Ils attendirent. Si leur deuxième meneur était contre, ils avaient un sérieux problème.

-Je suis pour, dit finalement l'anglais. Ils ont un potentiel immense et une loyauté à toute épreuve envers nous grâce aux talents de médecin de Bruce. Quant à leurs poursuivants, ce n'est pas un pays de plus ou de moins qui va changer grand-chose. À nos trousses, nous avons les services secrets nazis, l'Italie, la Slovaquie, la Russie, la Suède, la Navy, l'Inde, un joli combo pour la Chine et maintenant, un type riche au Kazakhstan. On les garde.

-Six contre quatre, résuma Tony. Ils restent.

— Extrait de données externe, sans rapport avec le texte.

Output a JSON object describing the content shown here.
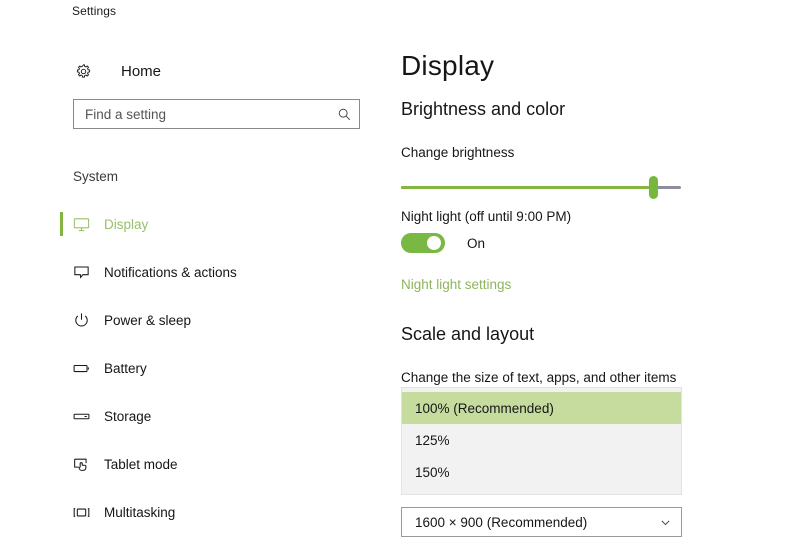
{
  "window": {
    "title": "Settings"
  },
  "sidebar": {
    "home": {
      "label": "Home",
      "icon": "gear-icon"
    },
    "search": {
      "placeholder": "Find a setting",
      "value": "",
      "icon": "search-icon"
    },
    "section_label": "System",
    "items": [
      {
        "label": "Display",
        "icon": "monitor-icon",
        "selected": true
      },
      {
        "label": "Notifications & actions",
        "icon": "speech-bubble-icon",
        "selected": false
      },
      {
        "label": "Power & sleep",
        "icon": "power-icon",
        "selected": false
      },
      {
        "label": "Battery",
        "icon": "battery-icon",
        "selected": false
      },
      {
        "label": "Storage",
        "icon": "drive-icon",
        "selected": false
      },
      {
        "label": "Tablet mode",
        "icon": "tablet-hand-icon",
        "selected": false
      },
      {
        "label": "Multitasking",
        "icon": "window-brackets-icon",
        "selected": false
      }
    ]
  },
  "main": {
    "page_title": "Display",
    "brightness_section": {
      "heading": "Brightness and color",
      "brightness_label": "Change brightness",
      "slider_percent": 90,
      "night_light_label": "Night light (off until 9:00 PM)",
      "night_light_state": "On",
      "night_light_on": true,
      "night_light_link": "Night light settings"
    },
    "scale_section": {
      "heading": "Scale and layout",
      "scale_hint": "Change the size of text, apps, and other items",
      "scale_options": [
        {
          "label": "100% (Recommended)",
          "selected": true
        },
        {
          "label": "125%",
          "selected": false
        },
        {
          "label": "150%",
          "selected": false
        }
      ],
      "resolution_value": "1600 × 900 (Recommended)",
      "resolution_chevron": "chevron-down-icon"
    }
  },
  "colors": {
    "accent_green": "#86b440",
    "toggle_green": "#79b842",
    "link_green": "#8fb45f",
    "selected_nav_green": "#9bbf6a",
    "highlight_green": "#c6dc9f",
    "list_bg": "#f2f2f2"
  }
}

-Bon, voilà qui est réglé, capitula Fury. Avec les deux mille dollars de Bonnie and Clyde, on s'achètera un nouveau wagon à Petropavl.

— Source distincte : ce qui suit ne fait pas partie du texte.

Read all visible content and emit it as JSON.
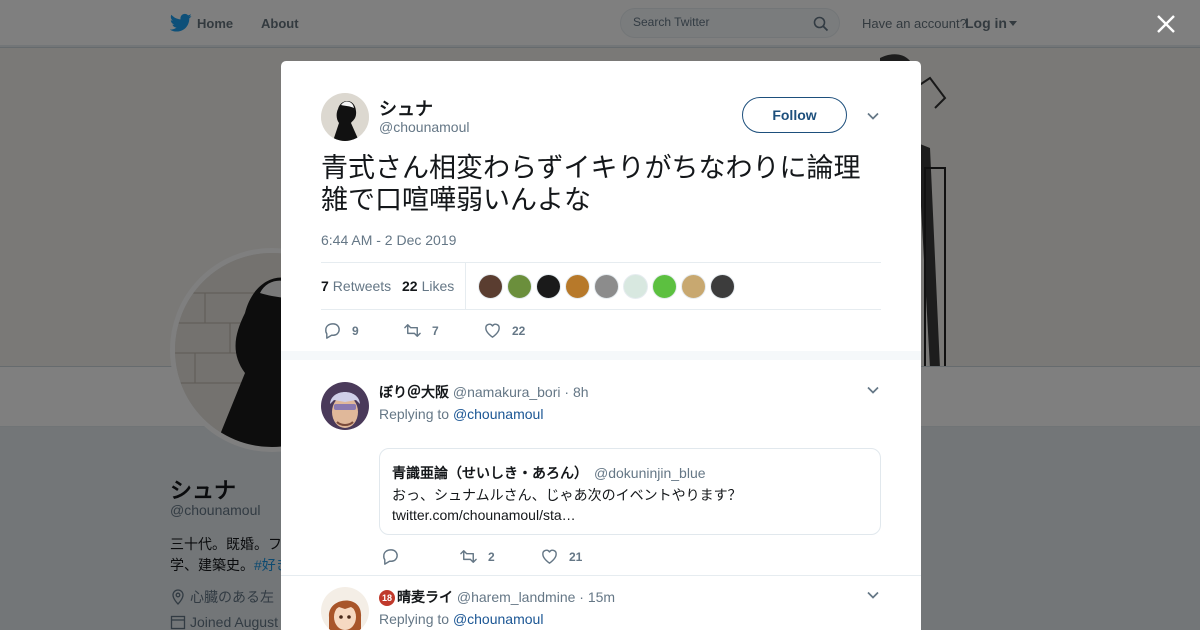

-Je leur file mon lit, annonça Darcy, et en attendant qu'ils aient le leur je dors avec quelqu'un. …Me regardez pas comme ça bon sang, règle numéro six merde. Loki et Tony comptent pas, ils auraient été un camembert et une girafe ils finiraient quand même par baiser ensemble à la-

-DARCY, s'étrangla Tony et le magicien, sa veine ressortant sur son front, avait sorti un couteau, tandis que Thor riait bruyamment.

-Loki règle quatre ! rappela inutilement Steve.

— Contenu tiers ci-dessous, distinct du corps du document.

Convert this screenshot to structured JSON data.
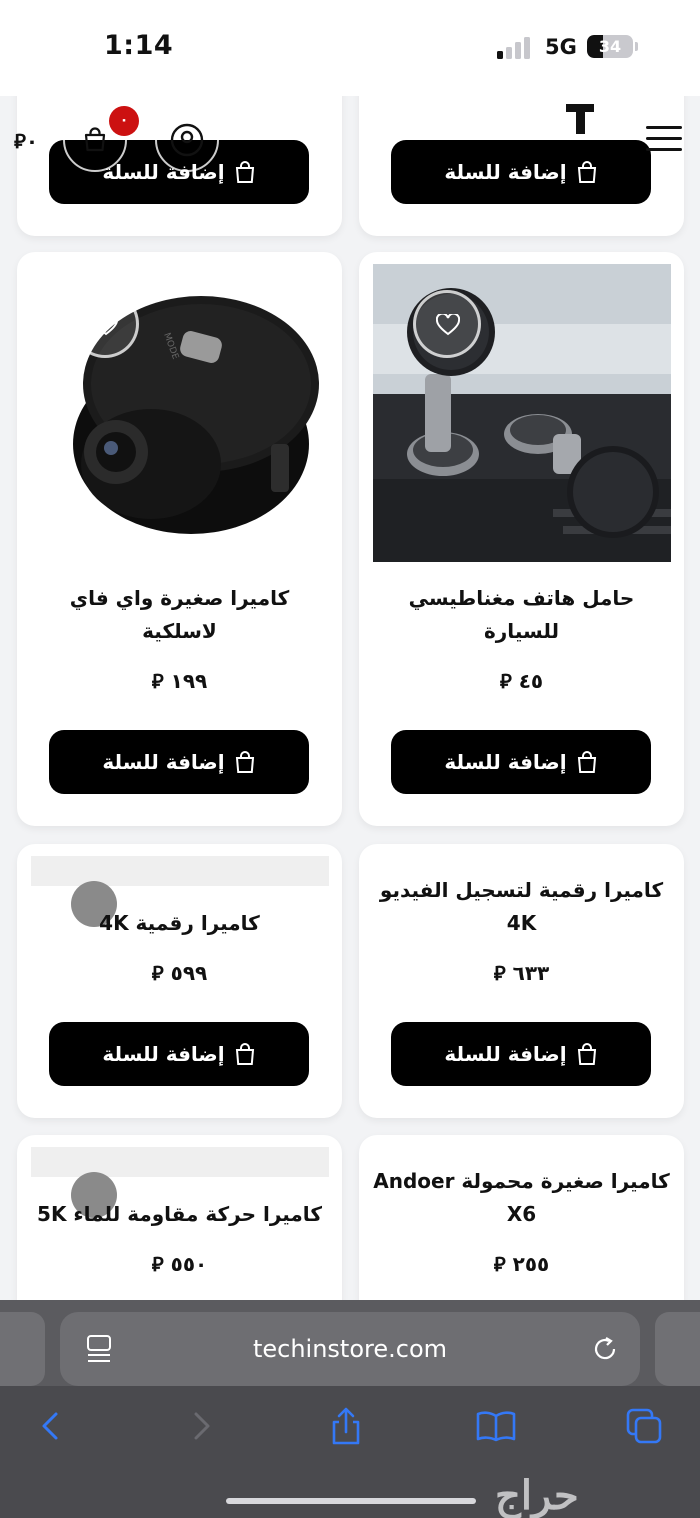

-Dispersion tout le monde ! ordonna Fury. Phil, Romanoff, allez annoncer la nouvelle aux jumeaux, Darcy, va relever Clint, et je t'en prie arrête de provoquer Loki.

-Nick, pour la dernière fois je suis pas ta bonniche, feula Natasha.

-Ok ok Lokitty c'était une blague, assura l'italienne. Baisse ce bowie tout de suite, tu es la girafe d'accord ? Pas le camembert !

-Un Bowie, tiqua l'espionne en se retournant, LOKI TU M'AS VOLE LE COUTEAU DE STEVE.

-Non, je l'ai récupéré dans la poche de la petite sorcière, nuance, appuya le magicien en montant sur un tabouret pour échapper au couteau suisse de l'espionne et en filant un coup de pied à Darcy qui cherchait à agripper sa jambe pour le supplier de la pardonner.

Tony soupira, et retourna se coucher.

Bruce, lui, comme souvent, se demandait comment il avait atterri là. Recherché pour meurtre, sans cesse obligé de fuir, il avait décidé une nuit d'aller à la gare marchande de Calcutta et de se cacher dans n'importe quel wagon à bestiaux pour quitter le pays. Mais au lieu de se retrouver au milieu de cages de poulets quand il avait forcé une porte, il avait trouvé une jeune italienne en pleurs sur le plancher serrant un sac de frappe contre elle. Puis elle l'avait menacé avec un flingue, il avait raconté son histoire, et elle avait lancé t'es médecin c'est trop bien t'inquiète on est tous des tueurs psychopathes ici on s'en fout de ton problème de violence je crois que tu peux rester par contre faut qu'on se barre vite fait, puis avait sifflé trois fois par la fenêtre, une voix avait crié quoi, maintenant ? en anglais et quand elle avait répliqué, oui, maintenant.

Le train s'était ébranlé, les essieux avaient entraîné les roues et neuf tueurs étaient partis vers l'aurore.

Six mois plus tard, ils étaient douze, et la locomotive poursuivait un soleil disparaissant lentement derrière les montagnes enneigées.